Printers tested by researchers
Printers tested by researchers

"Printers are everywhere!," and while a decade ago this would have been a good thing, as we've got more conscious about security, this statement is now a cause for concern.

There have been numerous reports in the past years that have induced a state of dread when it comes to printer security, but none as ominous as recent research published this week by three academics from Germany.

In their analysis of overall printer security, the three looked at different brands of simple and multifunctional printers, such as HP, Brother, Lexmark, Dell, Samsung, Konica, OKI, and Kyocera, which they collected from fellow faculty members.

Researchers created a tool to automate printer security testing

Using a custom-made tool called PRET (Printer Exploitation Toolkit), researchers automated local (USB), network (LAN), or remote (Internet) attacks on printers using both old and new security bugs.

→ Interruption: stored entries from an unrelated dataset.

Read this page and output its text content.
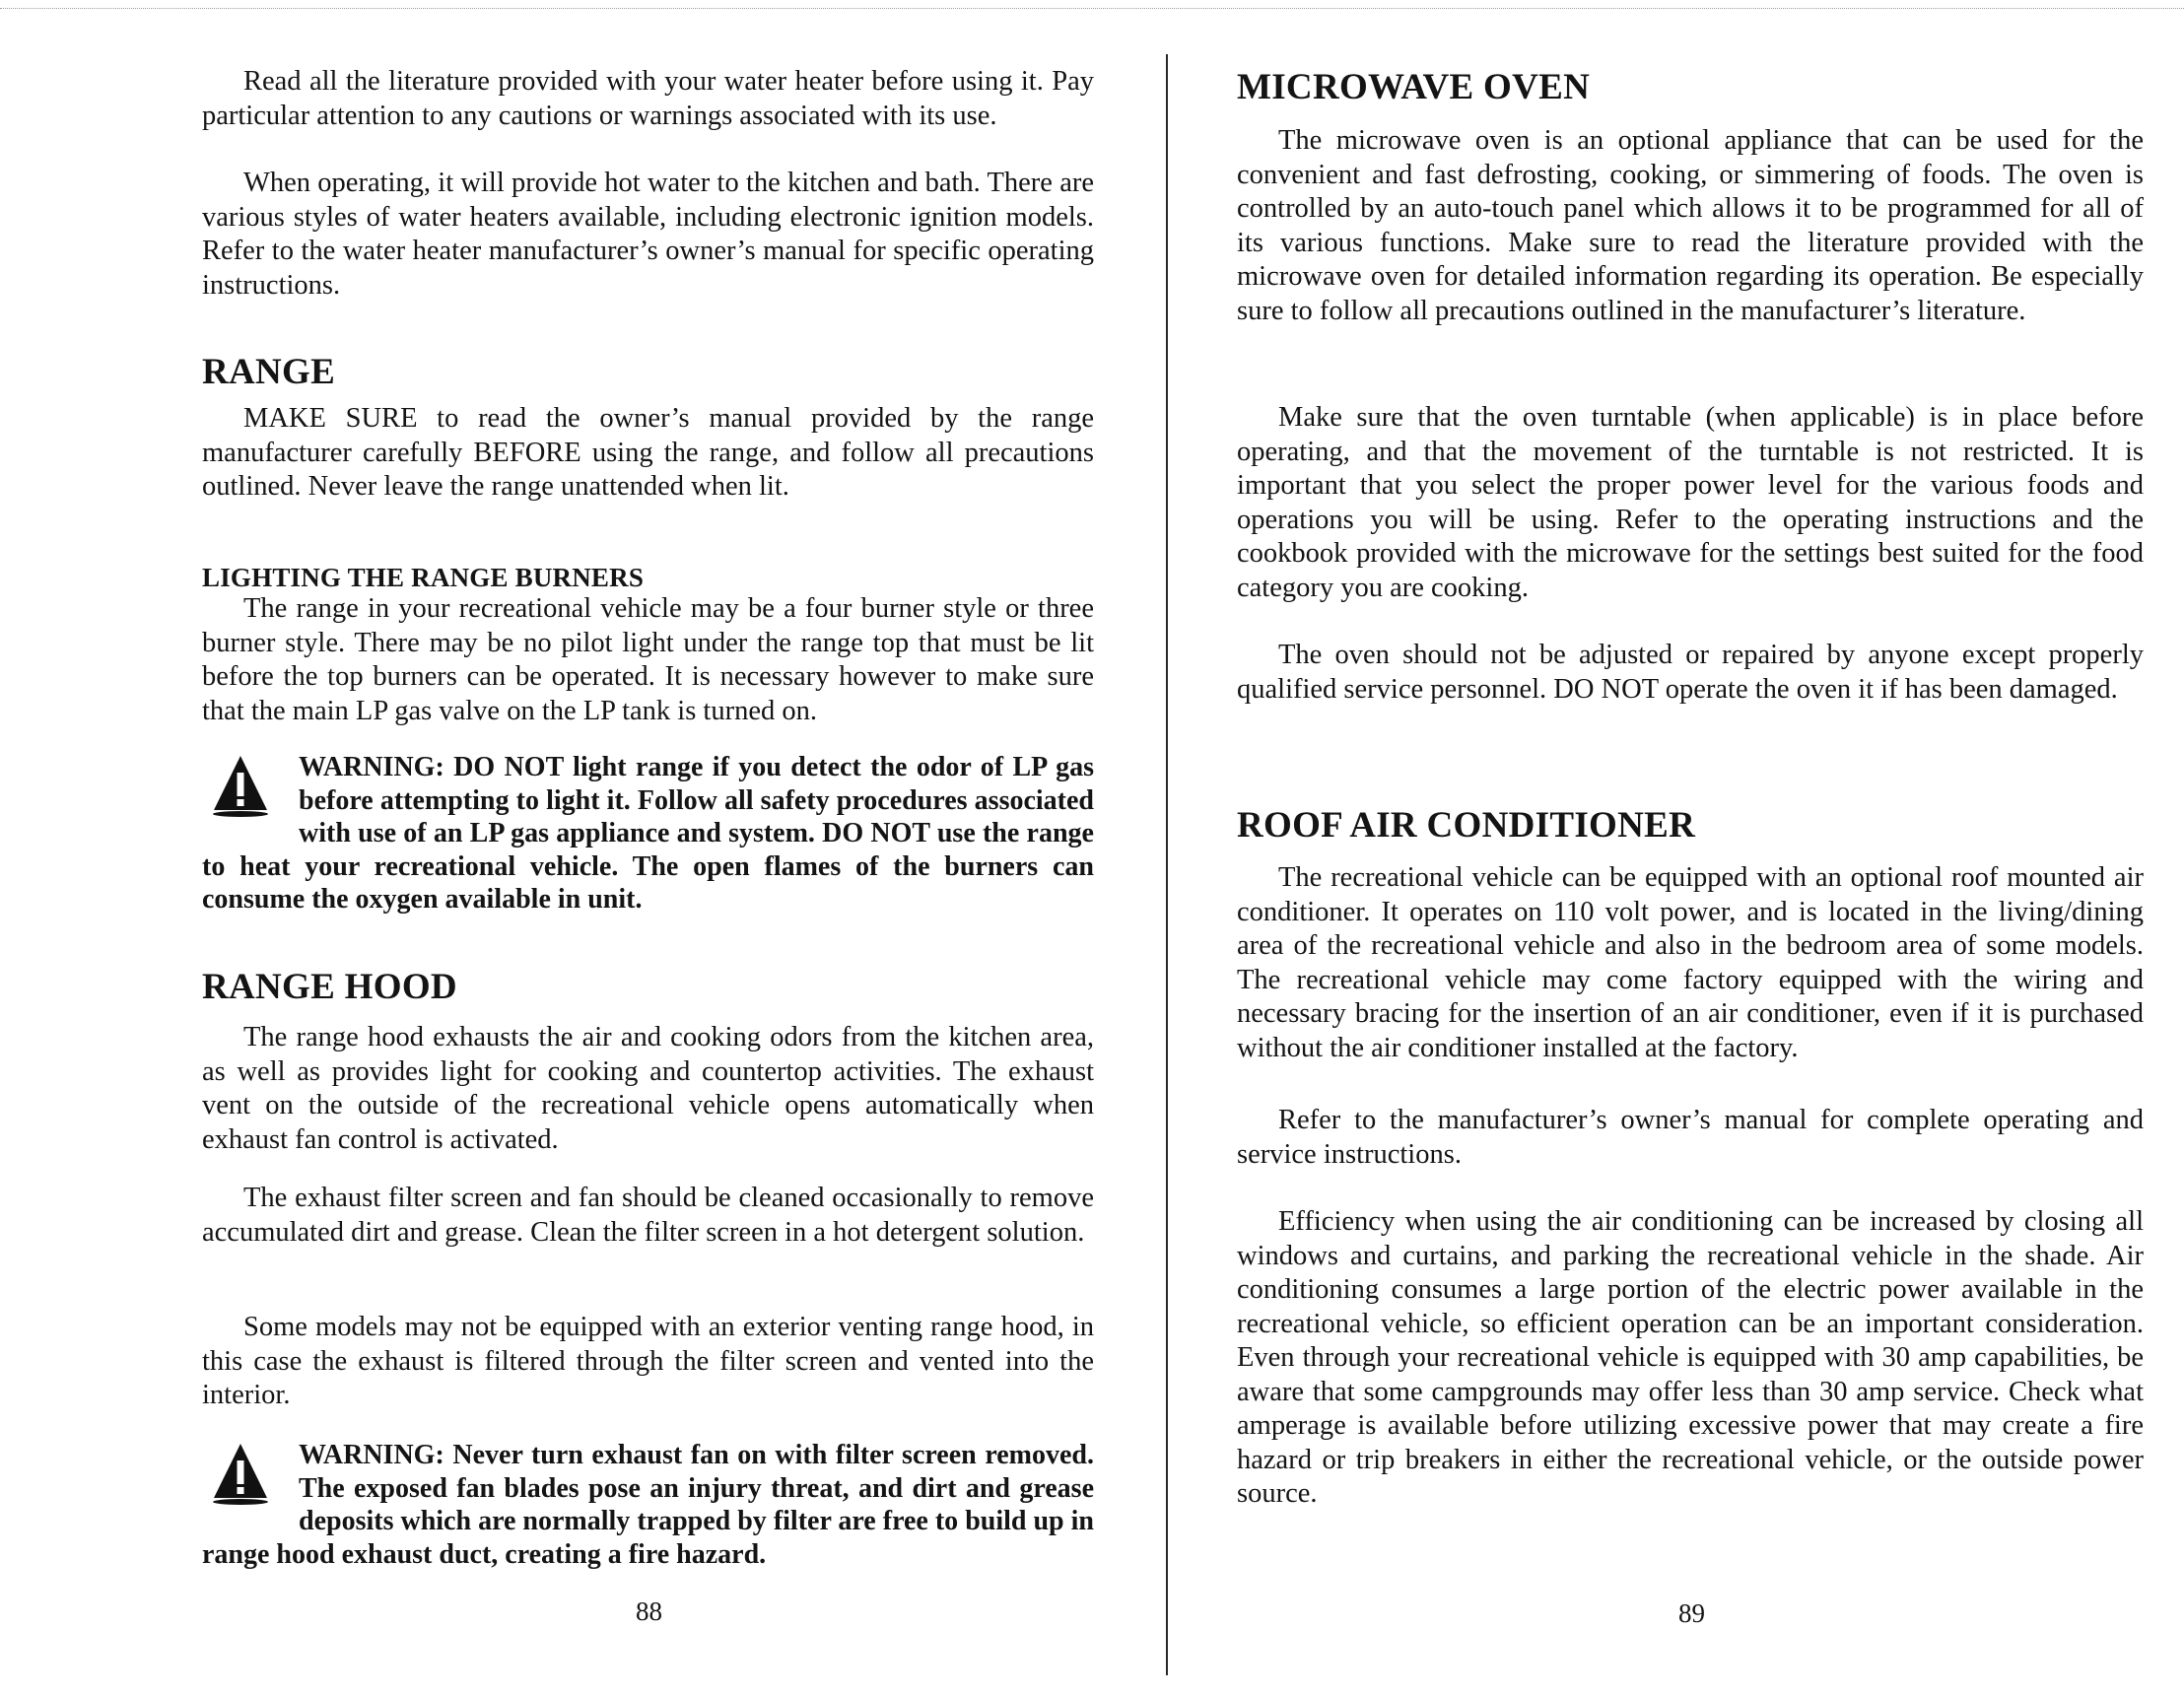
Read all the literature provided with your water heater before using it. Pay particular attention to any cautions or warnings associated with its use.

When operating, it will provide hot water to the kitchen and bath. There are various styles of water heaters available, including electronic ignition models. Refer to the water heater manufacturer’s owner’s manual for specific operating instructions.

RANGE

MAKE SURE to read the owner’s manual provided by the range manufacturer carefully BEFORE using the range, and follow all precautions outlined. Never leave the range unattended when lit.

LIGHTING THE RANGE BURNERS

The range in your recreational vehicle may be a four burner style or three burner style. There may be no pilot light under the range top that must be lit before the top burners can be operated. It is necessary however to make sure that the main LP gas valve on the LP tank is turned on.

WARNING: DO NOT light range if you detect the odor of LP gas before attempting to light it. Follow all safety procedures associated with use of an LP gas appliance and system. DO NOT use the range to heat your recreational vehicle. The open flames of the burners can consume the oxygen available in unit.

RANGE HOOD

The range hood exhausts the air and cooking odors from the kitchen area, as well as provides light for cooking and countertop activities. The exhaust vent on the outside of the recreational vehicle opens automatically when exhaust fan control is activated.

The exhaust filter screen and fan should be cleaned occasionally to remove accumulated dirt and grease. Clean the filter screen in a hot detergent solution.

Some models may not be equipped with an exterior venting range hood, in this case the exhaust is filtered through the filter screen and vented into the interior.

WARNING: Never turn exhaust fan on with filter screen removed. The exposed fan blades pose an injury threat, and dirt and grease deposits which are normally trapped by filter are free to build up in range hood exhaust duct, creating a fire hazard.

88
MICROWAVE OVEN

The microwave oven is an optional appliance that can be used for the convenient and fast defrosting, cooking, or simmering of foods. The oven is controlled by an auto-touch panel which allows it to be programmed for all of its various functions. Make sure to read the literature provided with the microwave oven for detailed information regarding its operation. Be especially sure to follow all precautions outlined in the manufacturer’s literature.

Make sure that the oven turntable (when applicable) is in place before operating, and that the movement of the turntable is not restricted. It is important that you select the proper power level for the various foods and operations you will be using. Refer to the operating instructions and the cookbook provided with the microwave for the settings best suited for the food category you are cooking.

The oven should not be adjusted or repaired by anyone except properly qualified service personnel. DO NOT operate the oven it if has been damaged.

ROOF AIR CONDITIONER

The recreational vehicle can be equipped with an optional roof mounted air conditioner. It operates on 110 volt power, and is located in the living/dining area of the recreational vehicle and also in the bedroom area of some models. The recreational vehicle may come factory equipped with the wiring and necessary bracing for the insertion of an air conditioner, even if it is purchased without the air conditioner installed at the factory.

Refer to the manufacturer’s owner’s manual for complete operating and service instructions.

Efficiency when using the air conditioning can be increased by closing all windows and curtains, and parking the recreational vehicle in the shade. Air conditioning consumes a large portion of the electric power available in the recreational vehicle, so efficient operation can be an important consideration. Even through your recreational vehicle is equipped with 30 amp capabilities, be aware that some campgrounds may offer less than 30 amp service. Check what amperage is available before utilizing excessive power that may create a fire hazard or trip breakers in either the recreational vehicle, or the outside power source.

89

The researcher team used PRET to run exploits that leveraged attack vectors via PostScript and Printer Job Language (PJL), two languages supported by most of today's major printer vendors.

The team showed that an attacker could gain access to a printer's NVRAM (non-volatile memory) and extract content such as sensitive documents, passwords, and others.

Furthermore, bugs found in multifunctional printers exposed more data, such as passwords for local SMB, FTP, LDAP, SMTP, or POP3 servers, with which the "smart" printer was configured to interact.

Other security flaws allowed the attackers to crash printers or cause damage to some of the printer's physical components.

Vulnerabilities disclosed several years ago remained unpatched

Some of these bugs were new, while others have been known publicly for years, but few vendors bothered to patch them, showing the sorry state of security in the printer market.

Printer security evaluation

But researchers didn't only analyze the printer themselves, but adjacent services like Google Cloud Print, a service that lets users print documents from anywhere, on any printer.

Here too, researchers found bugs and also warned that similar services like the one offered by Epson, or Apple's AirPrint, could be vulnerable as well.

Only two vendors responded

Of all the printer makers the researchers contacted last fall, only Dell and Google responded, with Google offering the team a bug bounty of $3133.70 for their work.

The lack of response from other vendors shows why most of these devices have remained unpatched.

Knowing that printers are everywhere and they can leak sensitive information, these devices are precious reconnaissance and pivot points for any hacker trying to breach sensitive enterprise networks.

More details about the discovered vulnerabilities and exploitation scenarios are available in the researchers' paper titled "SoK: Exploiting Network Printers," a blog post summarizing their research, and a website dedicated to improving printer security.